Question about the fundamental group of rational homology 3-spheres By a rational homology 3-sphere, I mean a compact oriented manifold three-manifold $Y$ with $H_1(Y)$ finite. My question is whether there exists a reasonable classification of such manifolds such that $\pi_1(Y)$ has a minimal presentation with two generators? How about three generators? 
Here are the examples I know:
Example 1. Connected sum of lens spaces
Example 2. Poincare sphere (Thanks to Qiaochu Yuan for pointing out in a previous version of this question that the Poincare sphere satisfies these criteria).

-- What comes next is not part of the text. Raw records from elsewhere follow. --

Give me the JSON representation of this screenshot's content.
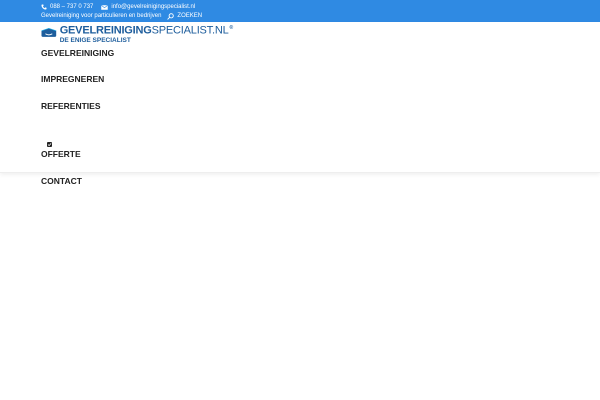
{
  "topbar": {
    "phone": "088 – 737 0 737",
    "email": "info@gevelreinigingspecialist.nl",
    "tagline": "Gevelreiniging voor particulieren en bedrijven",
    "search_label": "ZOEKEN",
    "background": "#2f8ae3",
    "icons": {
      "phone": "phone-icon",
      "email": "envelope-icon",
      "search": "search-icon"
    }
  },
  "logo": {
    "brand_bold": "GEVELREINIGING",
    "brand_light": "SPECIALIST.NL",
    "registered": "®",
    "tagline": "DE ENIGE SPECIALIST",
    "brand_color": "#1d5d9c",
    "accent_color": "#1eaee6"
  },
  "nav": {
    "items": [
      {
        "label": "GEVELREINIGING"
      },
      {
        "label": "IMPREGNEREN"
      },
      {
        "label": "REFERENTIES"
      },
      {
        "label": "OFFERTE"
      },
      {
        "label": "CONTACT"
      }
    ],
    "checkbox_icon": "checkbox-checked-icon",
    "checkbox_checked": true
  }
}
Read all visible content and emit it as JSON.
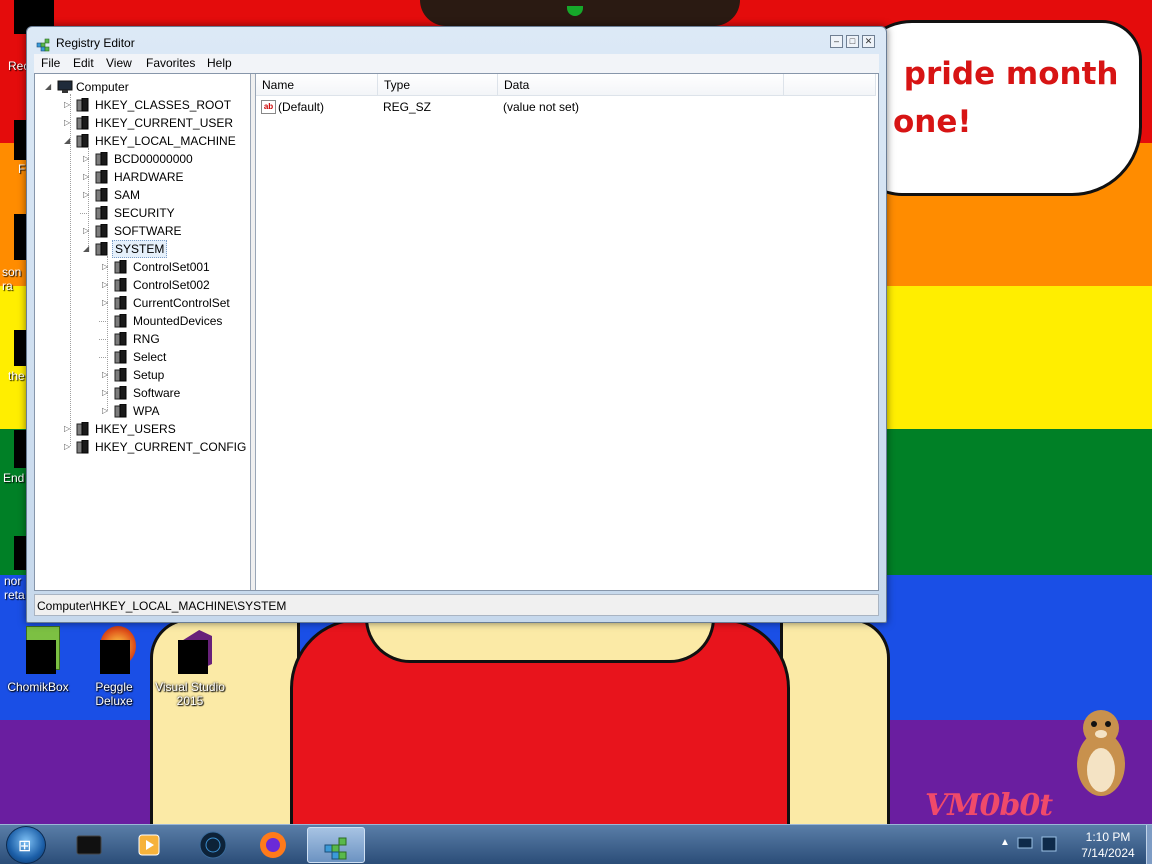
{
  "wallpaper": {
    "speech_text": " pride month\none!",
    "watermark": "VM0b0t"
  },
  "desktop_icons": [
    {
      "label": "ChomikBox"
    },
    {
      "label": "Peggle\nDeluxe"
    },
    {
      "label": "Visual Studio\n2015"
    }
  ],
  "desktop_partial_labels": [
    "Rec",
    "F",
    "son\nra",
    "the",
    "End",
    "nor\nreta"
  ],
  "window": {
    "title": "Registry Editor",
    "menu": [
      "File",
      "Edit",
      "View",
      "Favorites",
      "Help"
    ],
    "tree": [
      {
        "label": "Computer",
        "depth": 0,
        "expander": "open"
      },
      {
        "label": "HKEY_CLASSES_ROOT",
        "depth": 1,
        "expander": "closed"
      },
      {
        "label": "HKEY_CURRENT_USER",
        "depth": 1,
        "expander": "closed"
      },
      {
        "label": "HKEY_LOCAL_MACHINE",
        "depth": 1,
        "expander": "open"
      },
      {
        "label": "BCD00000000",
        "depth": 2,
        "expander": "closed"
      },
      {
        "label": "HARDWARE",
        "depth": 2,
        "expander": "closed"
      },
      {
        "label": "SAM",
        "depth": 2,
        "expander": "closed"
      },
      {
        "label": "SECURITY",
        "depth": 2,
        "expander": "none"
      },
      {
        "label": "SOFTWARE",
        "depth": 2,
        "expander": "closed"
      },
      {
        "label": "SYSTEM",
        "depth": 2,
        "expander": "open",
        "selected": true
      },
      {
        "label": "ControlSet001",
        "depth": 3,
        "expander": "closed"
      },
      {
        "label": "ControlSet002",
        "depth": 3,
        "expander": "closed"
      },
      {
        "label": "CurrentControlSet",
        "depth": 3,
        "expander": "closed"
      },
      {
        "label": "MountedDevices",
        "depth": 3,
        "expander": "none"
      },
      {
        "label": "RNG",
        "depth": 3,
        "expander": "none"
      },
      {
        "label": "Select",
        "depth": 3,
        "expander": "none"
      },
      {
        "label": "Setup",
        "depth": 3,
        "expander": "closed"
      },
      {
        "label": "Software",
        "depth": 3,
        "expander": "closed"
      },
      {
        "label": "WPA",
        "depth": 3,
        "expander": "closed"
      },
      {
        "label": "HKEY_USERS",
        "depth": 1,
        "expander": "closed"
      },
      {
        "label": "HKEY_CURRENT_CONFIG",
        "depth": 1,
        "expander": "closed"
      }
    ],
    "columns": [
      "Name",
      "Type",
      "Data"
    ],
    "values": [
      {
        "name": "(Default)",
        "type": "REG_SZ",
        "data": "(value not set)",
        "icon": "ab"
      }
    ],
    "status": "Computer\\HKEY_LOCAL_MACHINE\\SYSTEM"
  },
  "taskbar": {
    "buttons": [
      "command-prompt",
      "media-player",
      "browser-globe",
      "firefox",
      "registry-editor"
    ],
    "active": "registry-editor",
    "clock_time": "1:10 PM",
    "clock_date": "7/14/2024"
  }
}
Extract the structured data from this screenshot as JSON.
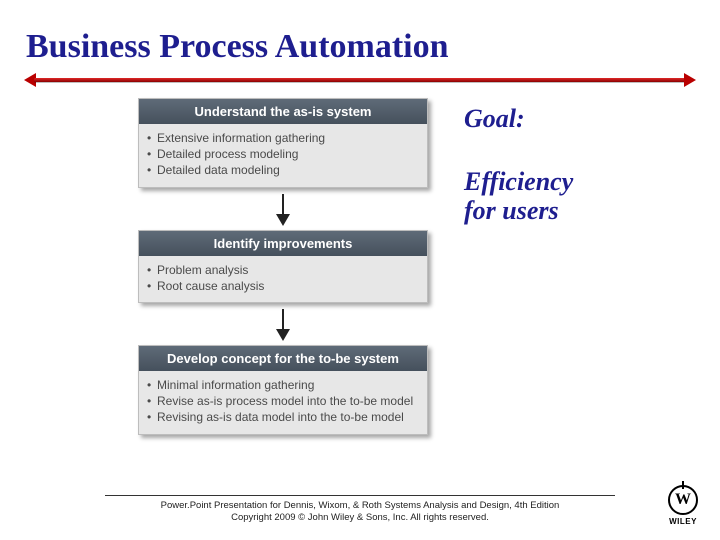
{
  "title": "Business Process Automation",
  "blocks": [
    {
      "header": "Understand the as-is system",
      "items": [
        "Extensive information gathering",
        "Detailed process modeling",
        "Detailed data modeling"
      ]
    },
    {
      "header": "Identify improvements",
      "items": [
        "Problem analysis",
        "Root cause analysis"
      ]
    },
    {
      "header": "Develop concept for the to-be system",
      "items": [
        "Minimal information gathering",
        "Revise as-is process model into the to-be model",
        "Revising as-is data model into the to-be model"
      ]
    }
  ],
  "right": {
    "goal": "Goal:",
    "eff_line1": "Efficiency",
    "eff_line2": "for users"
  },
  "footer": {
    "line1": "Power.Point Presentation for Dennis, Wixom, & Roth Systems Analysis and Design, 4th Edition",
    "line2": "Copyright 2009 © John Wiley & Sons, Inc. All rights reserved."
  },
  "logo": {
    "mark": "W",
    "word": "WILEY"
  }
}
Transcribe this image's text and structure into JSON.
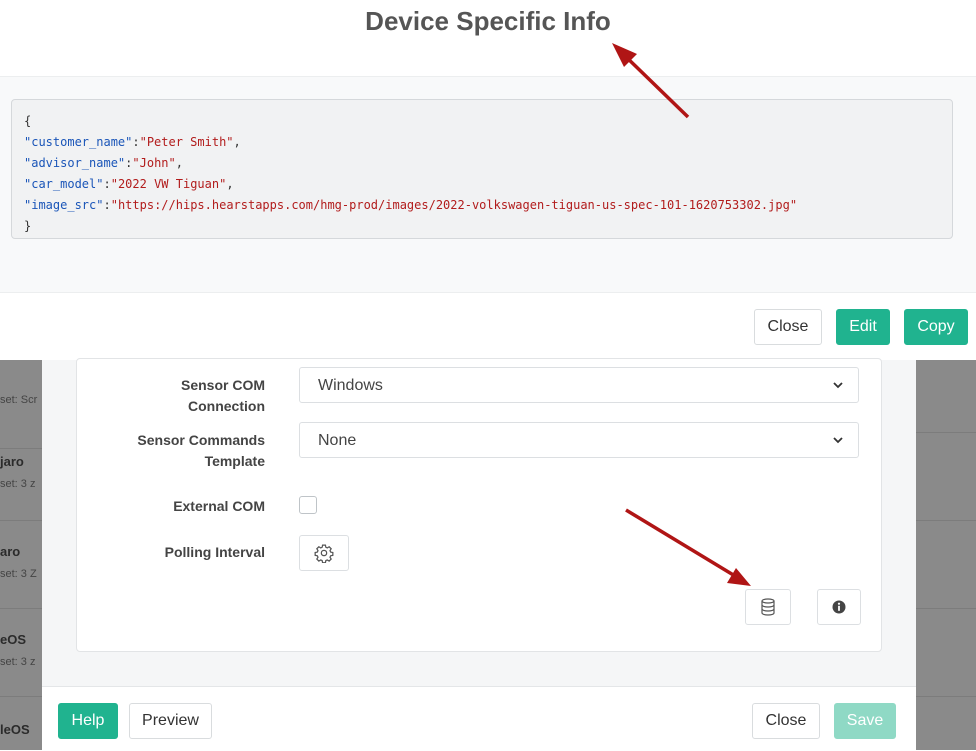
{
  "device_info": {
    "title": "Device Specific Info",
    "json": {
      "open": "{",
      "close": "}",
      "lines": [
        {
          "key": "\"customer_name\"",
          "value": "\"Peter Smith\""
        },
        {
          "key": "\"advisor_name\"",
          "value": "\"John\""
        },
        {
          "key": "\"car_model\"",
          "value": "\"2022 VW Tiguan\""
        },
        {
          "key": "\"image_src\"",
          "value": "\"https://hips.hearstapps.com/hmg-prod/images/2022-volkswagen-tiguan-us-spec-101-1620753302.jpg\""
        }
      ]
    },
    "buttons": {
      "close": "Close",
      "edit": "Edit",
      "copy": "Copy"
    }
  },
  "background_list": [
    {
      "title": "",
      "subtitle": "set: Scr"
    },
    {
      "title": "jaro",
      "subtitle": "set: 3 z"
    },
    {
      "title": "aro",
      "subtitle": "set: 3 Z"
    },
    {
      "title": "eOS",
      "subtitle": "set: 3 z"
    },
    {
      "title": "leOS",
      "subtitle": ""
    }
  ],
  "form": {
    "sensor_com_connection": {
      "label": "Sensor COM Connection",
      "value": "Windows"
    },
    "sensor_commands_template": {
      "label_line1": "Sensor Commands",
      "label_line2": "Template",
      "value": "None"
    },
    "external_com": {
      "label": "External COM",
      "checked": false
    },
    "polling_interval": {
      "label": "Polling Interval",
      "icon": "gear-icon"
    },
    "tool_icons": [
      "database-icon",
      "info-icon"
    ]
  },
  "footer": {
    "help": "Help",
    "preview": "Preview",
    "close": "Close",
    "save": "Save"
  },
  "colors": {
    "accent": "#20b38f",
    "accent_disabled": "#8fd9c5",
    "annotation_arrow": "#b01515",
    "json_key": "#1a55b8",
    "json_string": "#b21c1c"
  }
}
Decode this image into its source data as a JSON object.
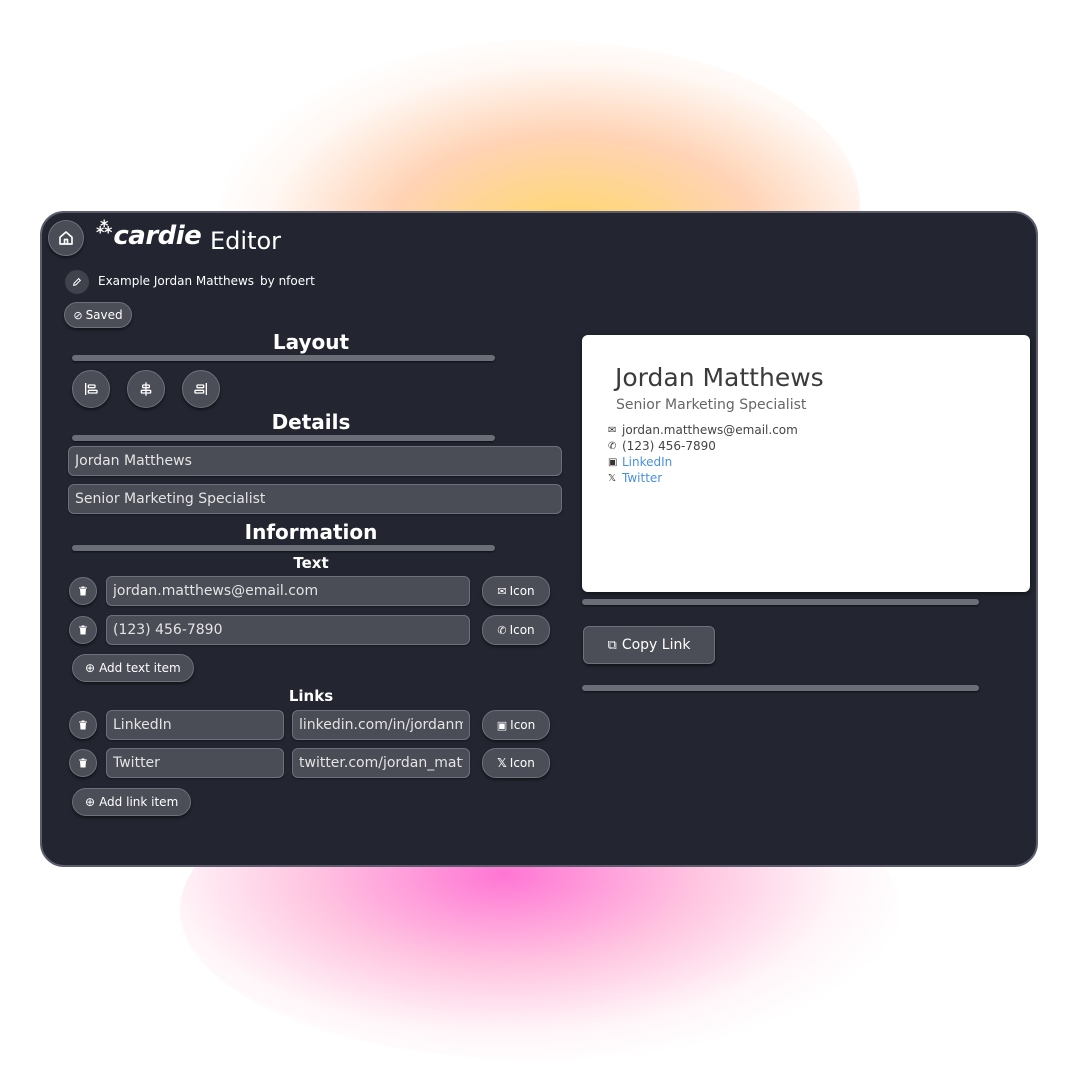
{
  "app": {
    "brand": "cardie",
    "title": "Editor"
  },
  "card_meta": {
    "name": "Example Jordan Matthews",
    "author": "by nfoert"
  },
  "status": {
    "saved_label": "Saved"
  },
  "sections": {
    "layout": "Layout",
    "details": "Details",
    "information": "Information",
    "text": "Text",
    "links": "Links"
  },
  "details": {
    "name_value": "Jordan Matthews",
    "title_value": "Senior Marketing Specialist"
  },
  "text_items": [
    {
      "value": "jordan.matthews@email.com",
      "icon_label": "Icon",
      "icon": "envelope-icon"
    },
    {
      "value": "(123) 456-7890",
      "icon_label": "Icon",
      "icon": "phone-icon"
    }
  ],
  "add_text_label": "Add text item",
  "link_items": [
    {
      "label": "LinkedIn",
      "url": "linkedin.com/in/jordanmat",
      "icon_label": "Icon",
      "icon": "linkedin-icon"
    },
    {
      "label": "Twitter",
      "url": "twitter.com/jordan_matthe",
      "icon_label": "Icon",
      "icon": "x-icon"
    }
  ],
  "add_link_label": "Add link item",
  "preview": {
    "name": "Jordan Matthews",
    "title": "Senior Marketing Specialist",
    "email": "jordan.matthews@email.com",
    "phone": "(123) 456-7890",
    "link1": "LinkedIn",
    "link2": "Twitter"
  },
  "copy_link_label": "Copy Link",
  "colors": {
    "panel_bg": "#232631",
    "control_bg": "#4b4d57",
    "link_blue": "#4a90e2",
    "glow_top": "#ffd65a",
    "glow_bottom": "#ff6ed2"
  }
}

 A: As indicated in the comments, the greatest class of rank 2 3-manifolds (including rational homology spheres) are the genus 2 manifolds, which as indicated by Ruberman are double branched covers over links (coming from the hyperelliptic involution of the genus 2 surface which extends over both handlebodies). This includes connect sums of lens spaces and all the spherical space forms, as you indicated. However, it was a celebrated result of Boileau and Zieschang that there are certain Seifert-fibered spaces with rank 2 fundamental group, but Heegaard genus $=3$. They completely classified the rank 2 Seifert fibered spaces. These examples were extended by Weidmann and Schultens-Weidmann  to certain graph manifolds (with rank $2$ fundamental group and genus $>2$). I think the state of the art in the non-hyperbolic case is a partial classification theorem of Boileau-Weidmann. 
It is still unknown whether 2-generated hyperbolic 3-manifolds have Heegaard genus 2. Thurston observed that such manifolds are also branched covers over a link in $S^3$. Also, certain finiteness results are known for hyperbolic manifolds with rank 2 fundamental group, genus $>2$, and injectivity radius bounded below which has been written by Souto.